29 Taejong Muyeol   
30 Munmu   
31 Sinmun  
32 Hyoso33 Seongdeok 
 34 Hyoseong35 yeongdeok 
  36 Hyegong37 Seondeok

[Table 5: The Taejong Muyeol line]

(To be continued)


[1] The strictly matrilineal period refers to the span of about eight hundred years, which began with Holy Mother of Mt. Seondo and ended with the last year of Seongdeok the Great (r.702-737). His successor Gyeongdeok married the two queens of Gyeongdeok, the son of Seongdeok, come from another matrilineage not the main Sulrye lineage, see Appendix I.

[2] For the first major royal matrilineage, the Holy Mother of Mt. Seondo, also known as Saso or Paso, was the princess of Buyeo. See Samguk Yusa, Volume 5. For the second major royal matrilineage, the Sulrye lineage, Sulrye was the last princess of the Somun State. See Jong-uk Yi, The Story of Sillans drawn from the Hwarang-segi (화랑세기로 본 신라인 이야기), Seoul: Gimyeongsa (2000), 62.

[3] According to the Hwarang Segi, Jiso married her son, the 24th ruler Jinheung (r. 540-576), fathered by Ipjong, to her daughter, Sukmyeong, fathered by Isabu. Both Jinheung and Suknyong were not deeply in love but cared for each other throughout their lives. See the Hwarang Segi, Wihwarang. Intriguingly, the marriage between a brother and a sister is registered in the case of Gim Chunggong and his sister Mother Guibo. Because of the discrepancy in the two historical sources, the Samguk Sagi and the Samguk Yusa, it is debated if they were from the same mother (Queen Mother Seongmok) and the same father (Crown Prince Hyechung Gim Ingyeom). For this case, however, it is suspected that they had the same father but different mothers. Chunggong held the highest rank of office, Sangdaedeung in the year 822, whereas Mother Guibo was the mother of the 44th ruler Minae.

[4] Jong-uk Yi, The Story of Sillans, 66.

[5] Regent Queen Mothers include Bodo, Jiso, Sinmok, and Manwol.

[6] I hold that the exogamous marriage system of queens originates from Danguk of the Goma. The lore that Mago Halmi dispatches her eight daughters accords with the historical record that Goma appoints queens to eight different peoples, which makes a total of nine states. Being the Mother State, Danguk led the confederacy of nine states, the Nine Hans, the People of Mago, the Creatrix. See Hwang, “Goma, the Shaman Ruler of Magoist East Asia/Korea, and Her Mythology,” Goddesses in Myth, History and Culture, edited by Mary Ann Beavis and Helen Hye-Sook Hwang (Lytle Creek, CA: Mago Books, 2018), 261-2.

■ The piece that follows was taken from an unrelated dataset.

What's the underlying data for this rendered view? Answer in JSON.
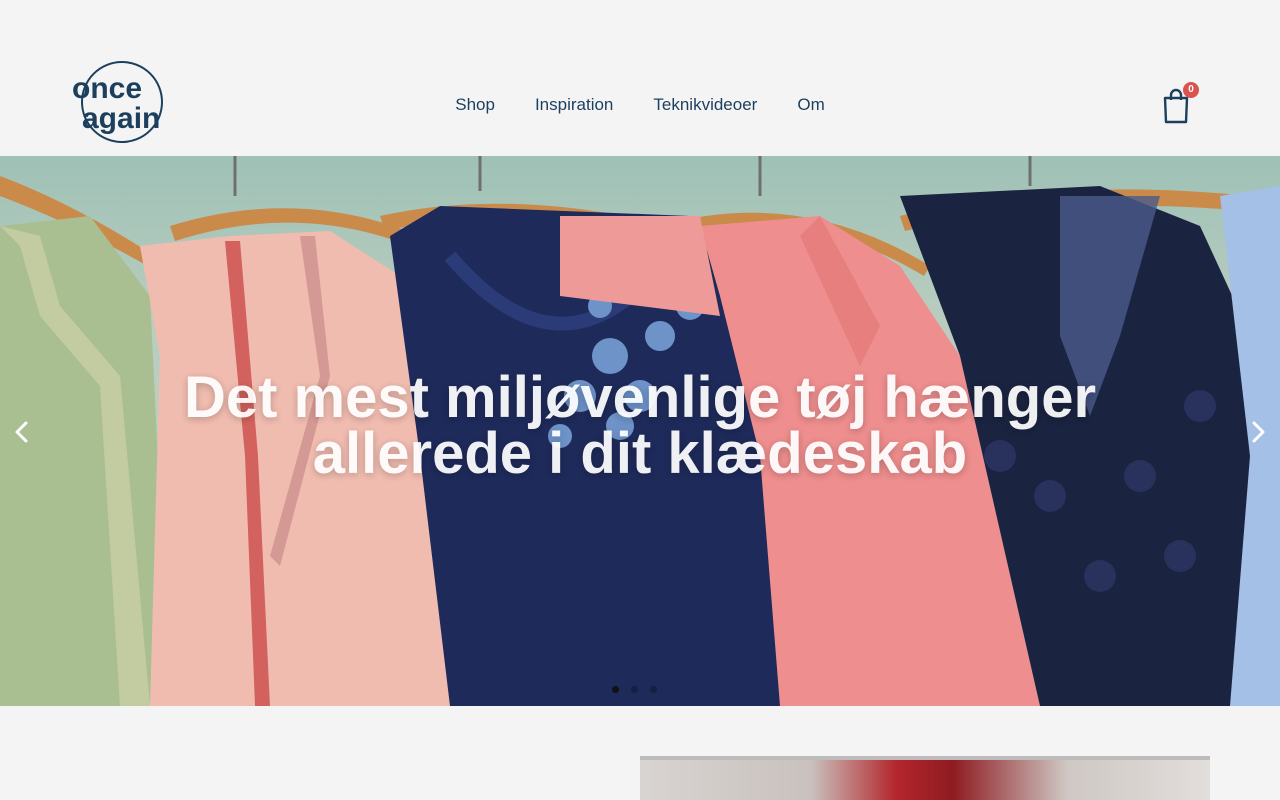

[7] The motif of the Mago Halmi story is told in the regions of Mt. Jiri and Gurangsa (Nine Maiden Shrine) better known as Suseongdang (Holy Water Shrine) in the Byeonsan Peninsula. See Helen Hye-Sook Hwang, “Gaeyang Halmi, the Sea Goddess of Korea” (5 parts), Return to Mago E-Magazine, accessed March 27, 2023,

https://www.magoism.net/2012/08/gaeyang-halmi-the-sea-goddess-of-korea-by-helen-hye-sook-hwang/.

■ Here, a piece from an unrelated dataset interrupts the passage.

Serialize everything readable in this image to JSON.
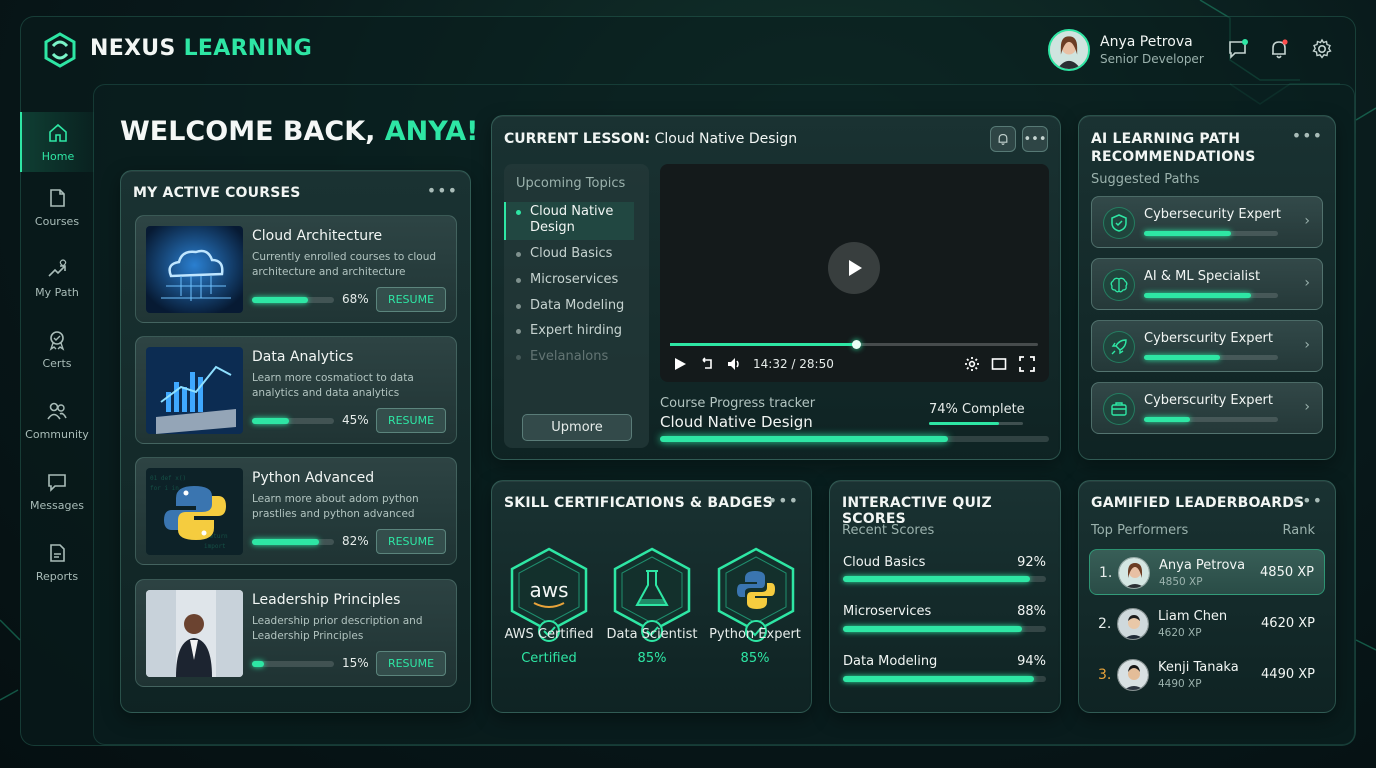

[8] I hold that these two major royal matrilineages account for the Sillan migration from the coastal regions of the East Sea (the East Sea of present China) to Gyeongju, the coastal city of the East Sea also known as the Sea of Whales in the Korean Peninsula at the end of the Early Period.

[9] I hold that the major royal matrilineage (the Holy Mother lineage) in Early Silla discontinued due to a massive migration of Sillans from the coastal region of the East Sea of today’s China to Gyeongju of the Korean Peninsula. The actual migration of the capital and the royal house possibly took place during the period of Naerye (Queen Mother of the 8th ruler Adala) and Jijin Naerye (Queen Mother of the 9th ruler Beolhyu).

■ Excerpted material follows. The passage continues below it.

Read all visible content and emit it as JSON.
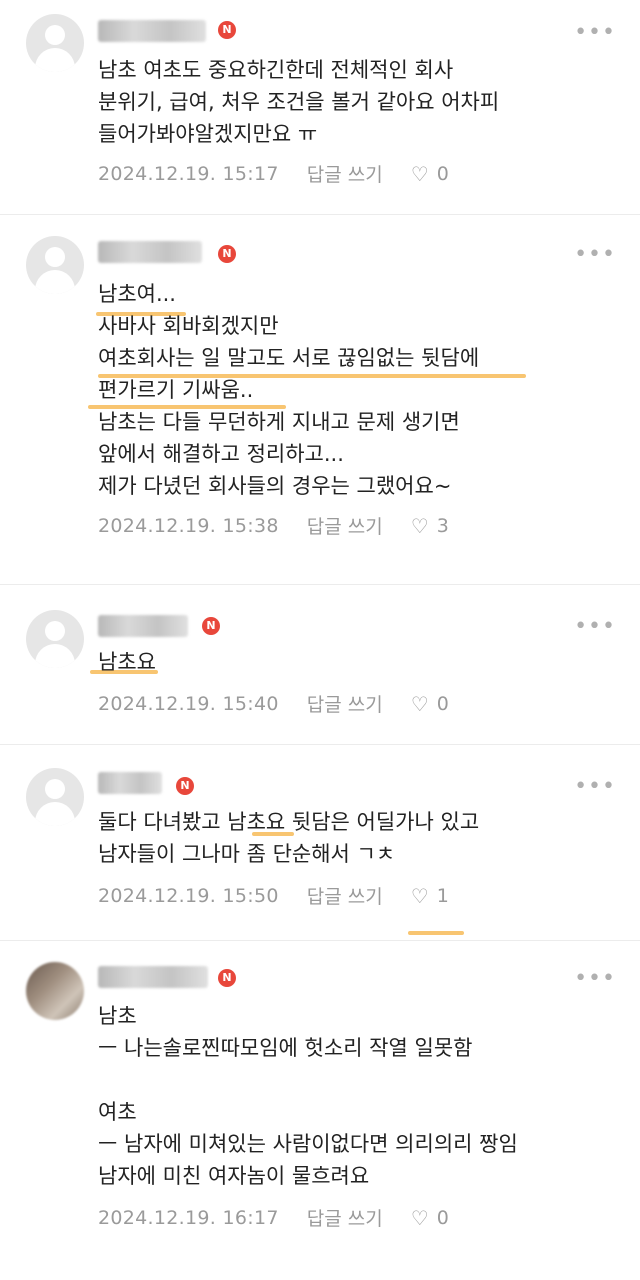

[10] Sulrye married Gim Gudo from whose union came a son who became the 13th Michu (r. 262-284), the first male ruler of the Gim clan.

[11] It was possible that Sillan males followed their mother’s surnames in the early period. However, rulers were clearly given their surnames, which were likely given by their mothers.

[12] The eleven derivative patrilineages are: the Hyeokgeose, the Jobun, the Namul, the Jijeung, the Jinheung, the Jinpyeong, the Taejong Muyeol, the Soseong, the Sinmu, the Gyeongmun, and the Sindeok. See Appendix II.